Ein paar Wochen und auf grausame Art Verstorbene später verlegte der Tod unglücklicherweise seinen Notizblock. Er war verzweifelt. Wir suchten überall, fanden ihn aber nicht mehr. Aus seinen Augenhöhlen stürzten Wasserfälle und er hatte zu nichts anderem mehr Lust, als sich zu betrinken und Spiele mit einfachen Regeln zu spielen. Nach ein paar Tagen hörte er endlich zu weinen auf, seine Knochen waren schon ganz weich und sein Umhang nass, weshalb er sich auch noch verkühlte. Hohl klingender Husten quälte ihn, und wenn er niesen musste, drang jedesmal feuchter Lurch aus seinem Nasenloch. Ich bot ihm meinen Bademantel mit Kapuze an, aber er tat schüchtern und wollte partout seine Kleidung nicht wechseln. Unter seinem Umhang schepperte er wie ein schlecht zusammengebautes Gitterbett. Wenigstens ließ er sich mit Kräuterschnaps gesundpflegen. Ich sagte, er müsse ihn stamperlweise trinken, aber er verlangte einen Strohhalm mit Knick. Er hängte das umgebogene Ende lässig an seinen Kieferknochen, sog nur einmal an und alles rann von selbst in ihn hinein. Wohin, hab ich nie herausgefunden.
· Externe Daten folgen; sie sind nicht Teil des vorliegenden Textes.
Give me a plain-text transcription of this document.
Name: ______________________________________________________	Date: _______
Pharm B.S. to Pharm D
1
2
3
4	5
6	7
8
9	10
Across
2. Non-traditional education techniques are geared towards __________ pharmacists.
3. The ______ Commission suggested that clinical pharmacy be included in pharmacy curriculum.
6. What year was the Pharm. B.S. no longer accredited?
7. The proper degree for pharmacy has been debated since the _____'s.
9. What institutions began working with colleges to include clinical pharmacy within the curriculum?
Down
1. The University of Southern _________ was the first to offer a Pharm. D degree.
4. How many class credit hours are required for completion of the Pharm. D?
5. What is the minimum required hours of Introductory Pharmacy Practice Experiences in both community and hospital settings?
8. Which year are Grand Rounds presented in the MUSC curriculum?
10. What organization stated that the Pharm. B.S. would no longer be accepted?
Seit seiner Genesung war er wie ausgewechselt: Er kümmerte sich nur mehr um die sehr alten Menschen, manche ließ er über hundert werden. Als hätte er mit dem Block auch die Lust an seiner Arbeit verlegt. Im Küchenherd hab ich jedenfalls nur den Notizblock verheizt.
So zogen ein paar friedliche Jahrzehnte übers Land. Jahr für Jahr brannte ich neuen Schnaps, mein Lager wurde nie leer, und die beiden saßen und tranken und spielten an meinem Küchentisch.
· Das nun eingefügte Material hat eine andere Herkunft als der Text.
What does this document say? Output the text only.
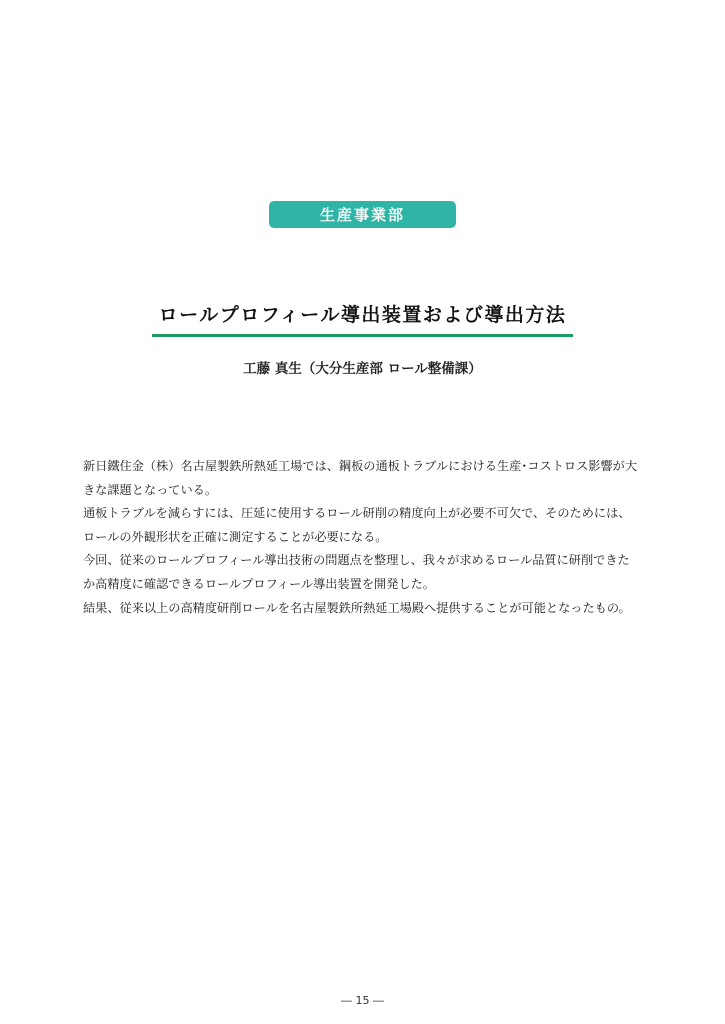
生産事業部
ロールプロフィール導出装置および導出方法
工藤 真生（大分生産部 ロール整備課）

新日鐵住金（株）名古屋製鉄所熱延工場では、鋼板の通板トラブルにおける生産･コストロス影響が大

きな課題となっている。

通板トラブルを減らすには、圧延に使用するロール研削の精度向上が必要不可欠で、そのためには、

ロールの外観形状を正確に測定することが必要になる。

今回、従来のロールプロフィール導出技術の問題点を整理し、我々が求めるロール品質に研削できた

か高精度に確認できるロールプロフィール導出装置を開発した。

結果、従来以上の高精度研削ロールを名古屋製鉄所熱延工場殿へ提供することが可能となったもの。

― 15 ―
Nur einmal, es ist schon wieder ein paar Jahre her, erinnerte sich der Teufel an früher und meinte, er wolle losziehen wie damals. Ich konnte es ihm nicht ausreden. Der Tod zuckte mit den Schultern, meinte »Naja, mal was anderes« und sie jagten mich erneut Abend für Abend hinaus, um an Türen zu kratzen und zu jaulen.
Zum Glück ging diese Phase schnell wieder vorüber, denn sie hatten nur mehr selten richtigen Spaß dabei. Die Menschen schreckten sich nicht mehr so wie einst, sie wurden inzwischen vom Fernsehen verdorben, glaubten an einen Scherz und wenn sie uns sahen, lachten sie sich krumm statt sich zu fürchten. Das kränkte die beiden sehr. Der Teufel starb wenig später an Alkoholvergiftung, zum selben Zeitpunkt hörte der Stein zu leuchten auf, und der Tod bekam irgendwann den Blauen Brief von oben, weil er seine Arbeit nicht korrekt erledigt hat. Er konnte gar nichts mehr sagen, bevor er zu einem Knochenhaufen zerfiel und der Umhang sich über ihm zusammenfaltete.
Das wirklich Schlimme an der Sache ist aber, dass ich schon über zweihundert Jahre alt bin und offenbar keiner seiner Kollegen mehr den Auftrag erhält, mich abzuholen! Jetzt, wo ich endlich sterben will.